On Wed, Jun 11, 2008 at 3:37 PM, Michael Gottesman <go...@reed.edu> wrote:
> I am working on a solution at the moment that involves writing out the data
> in a json format during the actual fetch during the Fetcher phase. This is
> the only time when the CrawlDatum/Content data are together, so makes sense
> if you are only interested in the actual website content and the
> metadata/fetch status (provided by the CrawlDatum)
>
> I will post it in a pastie if you are interested later tonight.
>
> Lincoln Ritter wrote:
>>
>> Chris,
>>
>> We've been considering doing something similar.  Since our development
>> environment is primarily ruby and we don't have a ton of java
>> expertise in our shop we're looking for a way to give our ruby people
>> a low-friction way of processing our crawl data.
>>
>> I've mainly been thinking about a JRuby solution.  My concern is
>> performance, but if it's not too bad then I'll take the trade off so
>> that our devs have a nicer time working with data.
>>
>> I'm pretty new to Nutch/Hadoop, but I'd love collaborate on any
>> solution that makes using ruby and Hadoop/Nutch easier.
>>
>> -lincoln
>>
>> --
>> lincolnritter.com
>>
>>
>>
>> On Wed, Jun 11, 2008 at 3:06 PM, David Grandinetti <db...@gmail.com>
>> wrote:
>>
>>>
>>> Chris,
>>>
>>> I'm not sure I understand completely, but I would try to write a parser
>>> plugin that pipes content to an external ruby process...or even just use
>>> JRuby.

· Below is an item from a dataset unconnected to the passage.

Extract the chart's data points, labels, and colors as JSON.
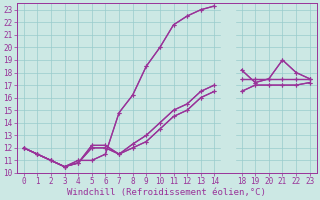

This way would keep you from having to worry about the
>>> complexities
>>> of interacting with Hadoop directly.
>>>
>>> What kind of ruby parsing are you looking to do? I had considered doing
>>> the
>>> same thing to parse and sanitize news feeds.
>>>
>>> -dave
>>>
>>> --
>>> david grandinetti
>>> ideas for food and code
>>>
>>>
>>> On Jun 11, 2008, at 16:46, "Chris Anderson" <jc...@gmail.com> wrote:
>>>
>>>
>>>>
>>>> We're planning to run some Ruby parsers on the fetched content from a
>>>> Nutch crawl. It seems like the best way to do this would be through an
>>>> interface like Hadoop's streaming.jar, but streaming.jar expects a
>>>> line-based input format.
>>>>
>>>> Has anyone written a version of streaming.jar for Nutch? We're working
>>>> on one, so if you'd like to collaborate (or have any advice), please
>>>> reply!
>>>>
>>>> Thanks,
>>>> Chris
>>>>
>>>> --
>>>> Chris Anderson
>>>> http://jchris.mfdz.com
>>>>
>>>>
>>>>
>>>> --
>>>> Chris Anderson
>>>> http://jchris.mfdz.com
>>>>
>>
>>
>